Another shock was felt at Cork.[99]

Although these disturbances own a consequence of the Lisbon earthquake they might properly perhaps be attributed to the pulsations produced by the shock at Lisbon, which spread through England and other countries without being felt.

The shocks which men felt in New Zealand and New South Wales in 1868 were probably secondary shocks, due to the disturbance at Arequipa and other places on the South American coast.

These so-called secondary earthquakes, although in many instances they may be due to earth pulsations produced by earthquake, or to the immediate sensible shaking of a large earthquake, may perhaps, in certain instances, be attributed to some widespread disturbance beneath the crust of the earth. The occurrence of periods where all earthquake countries suffer, unusual disturbances indicate the probability of such underground phenomena.


CHAPTER XIV.
DISTRIBUTION OF EARTHQUAKES IN TIME (continued).

The occurrence of earthquakes in relation to the position of the heavenly bodies—Earthquakes and the moon—Earthquakes and the sun; and the seasons; the months—Planets and meteors—Hours at which earthquakes are frequent—Earthquakes and sun spots—Earthquakes and the aurora.

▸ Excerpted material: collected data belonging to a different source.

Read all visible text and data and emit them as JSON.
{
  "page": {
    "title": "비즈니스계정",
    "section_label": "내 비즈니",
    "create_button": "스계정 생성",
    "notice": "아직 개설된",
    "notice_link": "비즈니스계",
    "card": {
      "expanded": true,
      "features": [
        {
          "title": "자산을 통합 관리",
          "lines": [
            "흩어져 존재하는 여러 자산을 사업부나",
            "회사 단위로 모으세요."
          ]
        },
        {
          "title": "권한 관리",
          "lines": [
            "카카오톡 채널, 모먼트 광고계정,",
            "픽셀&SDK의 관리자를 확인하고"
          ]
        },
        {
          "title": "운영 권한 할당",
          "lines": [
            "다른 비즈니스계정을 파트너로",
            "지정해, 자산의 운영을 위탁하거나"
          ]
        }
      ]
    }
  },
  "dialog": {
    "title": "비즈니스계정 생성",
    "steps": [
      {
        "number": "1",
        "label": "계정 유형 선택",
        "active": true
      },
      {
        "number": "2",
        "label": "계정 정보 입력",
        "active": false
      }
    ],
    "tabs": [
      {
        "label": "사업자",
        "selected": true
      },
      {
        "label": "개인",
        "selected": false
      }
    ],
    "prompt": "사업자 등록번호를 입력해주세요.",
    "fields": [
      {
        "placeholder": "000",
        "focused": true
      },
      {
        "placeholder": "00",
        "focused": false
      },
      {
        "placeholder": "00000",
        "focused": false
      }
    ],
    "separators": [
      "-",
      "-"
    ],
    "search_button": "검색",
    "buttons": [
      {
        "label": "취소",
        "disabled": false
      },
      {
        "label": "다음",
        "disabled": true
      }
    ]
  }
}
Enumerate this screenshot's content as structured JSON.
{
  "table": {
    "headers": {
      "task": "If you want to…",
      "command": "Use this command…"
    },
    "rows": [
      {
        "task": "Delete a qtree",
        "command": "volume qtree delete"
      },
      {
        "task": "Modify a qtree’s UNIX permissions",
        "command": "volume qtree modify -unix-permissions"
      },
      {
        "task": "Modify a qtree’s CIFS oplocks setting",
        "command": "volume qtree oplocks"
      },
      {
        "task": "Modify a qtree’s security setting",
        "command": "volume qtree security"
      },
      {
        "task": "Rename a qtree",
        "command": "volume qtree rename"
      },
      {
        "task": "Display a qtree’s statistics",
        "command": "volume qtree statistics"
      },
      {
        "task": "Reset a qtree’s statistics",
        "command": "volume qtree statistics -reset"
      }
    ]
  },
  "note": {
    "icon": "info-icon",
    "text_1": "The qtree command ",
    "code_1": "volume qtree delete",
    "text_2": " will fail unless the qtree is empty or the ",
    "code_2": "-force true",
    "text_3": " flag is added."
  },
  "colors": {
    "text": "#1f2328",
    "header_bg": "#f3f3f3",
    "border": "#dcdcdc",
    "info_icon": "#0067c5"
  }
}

The position of the heavenly bodies and the occurrence of earthquakes.—Since the earliest times, in searching for the cause of various natural phenomena, man has turned his energies towards the heavens. One of the earliest observations was the connection that exists between the season of the year and the motions of the heavenly bodies. Tides were seen to be influenced by the moon. In later times it has been discovered that periods of maximum magnetic disturbances occur every ten or eleven years with the sun spots, and Herr Kreil, of Vienna, tells us our satellite, the moon, has also an influence upon the magnet.

From day to day we see the bond connecting our planet with the sun, the moon, and other heavenly bodies which are outside us gradually becoming closer.